Au Cambodge, il y a des myriades d’ONG, des petites, des grandes, certaines avec beaucoup d’argent, d’autres moins. Parmi elles, Kampuchea Balopp dont le Petit Journal parle régulièrement. Le travail de cette ONG est admirable, ancré sur le terrain et porté par des valeurs saines au service des enfants. Des valeurs que seul le sport peut véhiculer quand il reste un outil pour se construire et grandir.

Kampuchea Ballop a croisé la route de FrapaDoc Productions, une société de production audiovisuelle spécialisée dans la réalisation de reportages et de web-documentaires. Une société montée par trois jeunes diplômés en journalisme, Gaspard d’Ornano, Maxime Morin et Matthieu Boutitie. Le point commun, des valeurs humaines justement. La ligne éditoriale de de FrapaDoc, les cultures du monde, les aventures humaines et les initiatives sociales et citoyennes, ne pouvait que croiser sur un terrain Kampuchea Ballop et transformer ensemble un bel essai.
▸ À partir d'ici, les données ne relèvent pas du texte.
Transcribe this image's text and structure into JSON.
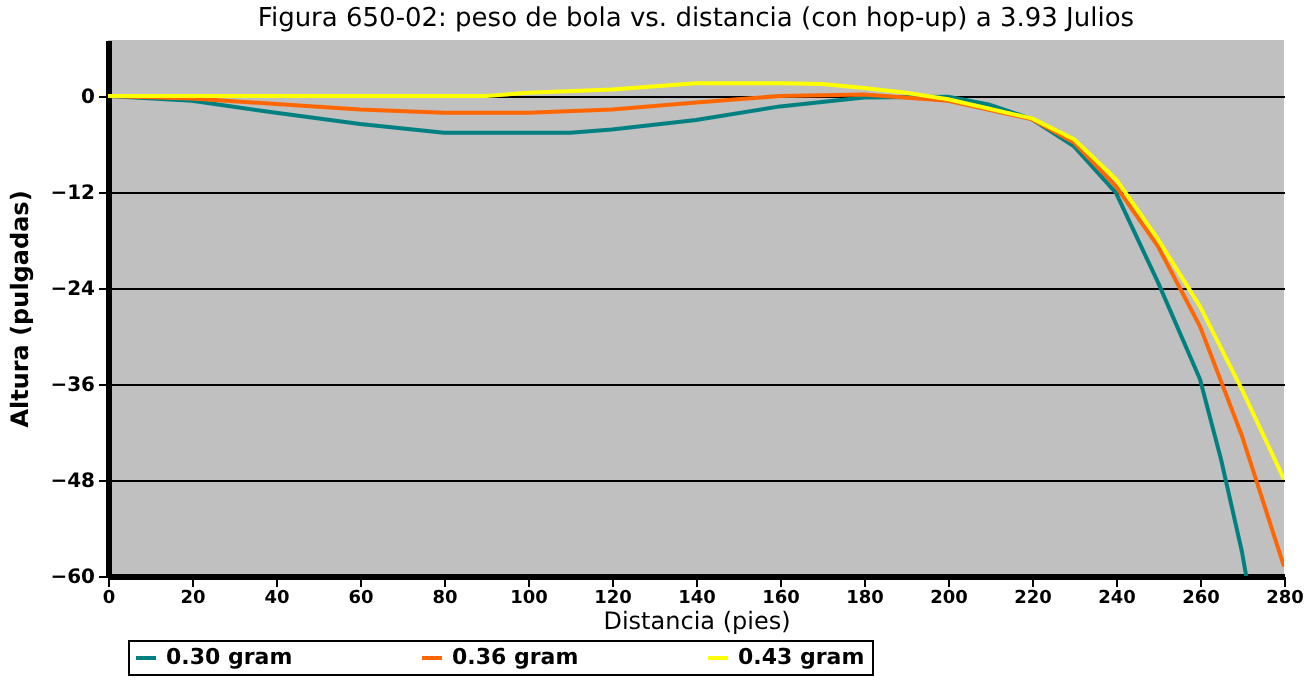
{
  "chart_data": {
    "type": "line",
    "title": "Figura 650-02: peso de bola vs. distancia (con hop-up) a 3.93 Julios",
    "xlabel": "Distancia (pies)",
    "ylabel": "Altura (pulgadas)",
    "xlim": [
      0,
      280
    ],
    "xticks": [
      0,
      20,
      40,
      60,
      80,
      100,
      120,
      140,
      160,
      180,
      200,
      220,
      240,
      260,
      280
    ],
    "ylim": [
      -60,
      7
    ],
    "yticks": [
      0,
      -12,
      -24,
      -36,
      -48,
      -60
    ],
    "grid": "y",
    "legend": "bottom",
    "series": [
      {
        "name": "0.30 gram",
        "color": "#008080",
        "x": [
          0,
          20,
          40,
          60,
          80,
          100,
          110,
          120,
          140,
          160,
          180,
          200,
          210,
          220,
          230,
          240,
          250,
          260,
          265,
          270,
          271
        ],
        "values": [
          0,
          -0.6,
          -2.1,
          -3.5,
          -4.6,
          -4.6,
          -4.6,
          -4.2,
          -3.0,
          -1.3,
          -0.2,
          -0.1,
          -1.1,
          -2.9,
          -6.3,
          -12.1,
          -23.3,
          -35.4,
          -45.4,
          -57,
          -60
        ]
      },
      {
        "name": "0.36 gram",
        "color": "#ff6600",
        "x": [
          0,
          20,
          40,
          60,
          80,
          100,
          120,
          140,
          160,
          180,
          200,
          220,
          230,
          240,
          250,
          260,
          270,
          280
        ],
        "values": [
          0,
          -0.3,
          -1,
          -1.7,
          -2.1,
          -2.1,
          -1.7,
          -0.8,
          0,
          0.2,
          -0.6,
          -2.9,
          -5.8,
          -11.3,
          -18.8,
          -28.8,
          -42.5,
          -58.8
        ]
      },
      {
        "name": "0.43 gram",
        "color": "#ffff00",
        "x": [
          0,
          20,
          40,
          60,
          80,
          90,
          100,
          120,
          140,
          160,
          170,
          180,
          190,
          200,
          220,
          230,
          240,
          250,
          260,
          270,
          280
        ],
        "values": [
          0,
          0,
          0,
          0,
          0,
          0,
          0.4,
          0.8,
          1.6,
          1.6,
          1.5,
          1,
          0.4,
          -0.4,
          -2.8,
          -5.4,
          -10.4,
          -17.9,
          -26.3,
          -36.7,
          -47.9
        ]
      }
    ]
  }
}
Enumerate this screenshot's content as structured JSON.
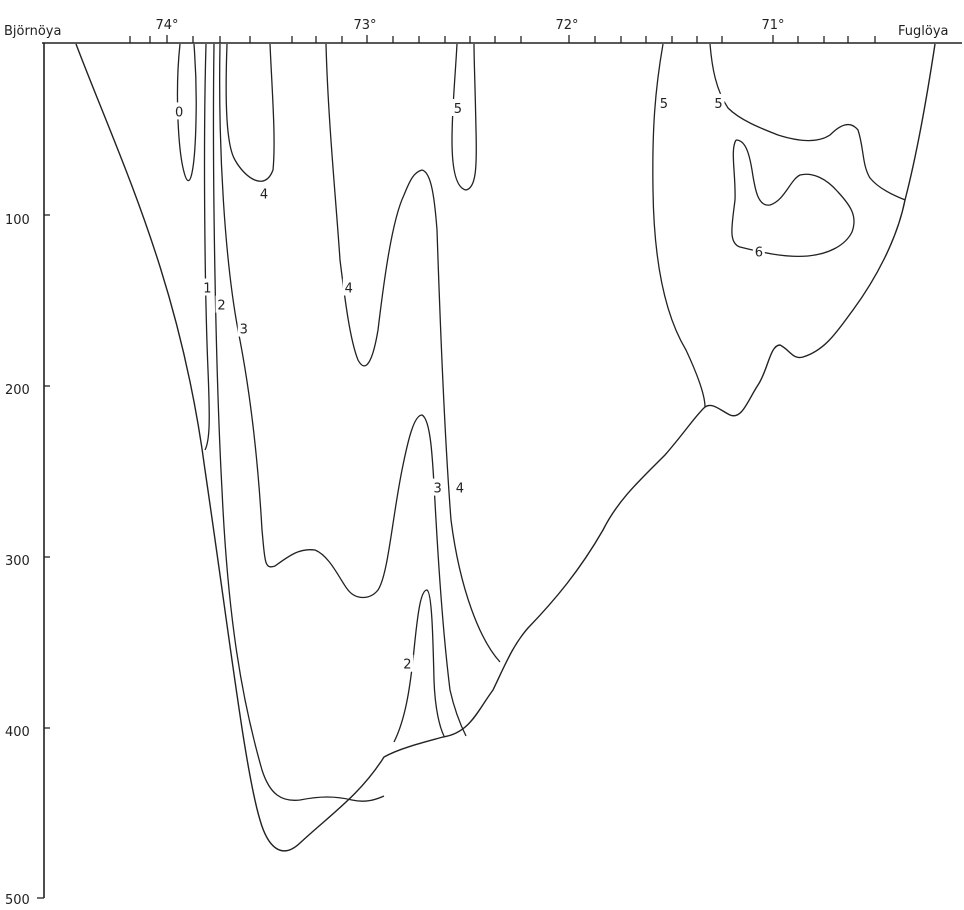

L’équipe de FrapaDoc a donc passé, en mars dernier, un mois au Cambodge pour réaliser un webdocumentaire sur le travail généreux de Jean Baptiste Suberbie et Nicolas Olivry auprès de 600 enfants. « Pour certains, c’est un défouloir, un jeu qui leur permet d’apprendre le respect de l’adversaire et la notion de groupe, souligne FrapDoc dans la présentation de leur projet. Pour d’autres, c’est un moyen de s’épanouir socialement et de se former à un métier en devenant entraineurs. Aujourd’hui, Kampuchea Balopp forme et emploie à temps plein quatre entraîneurs-éducateurs de rugby ».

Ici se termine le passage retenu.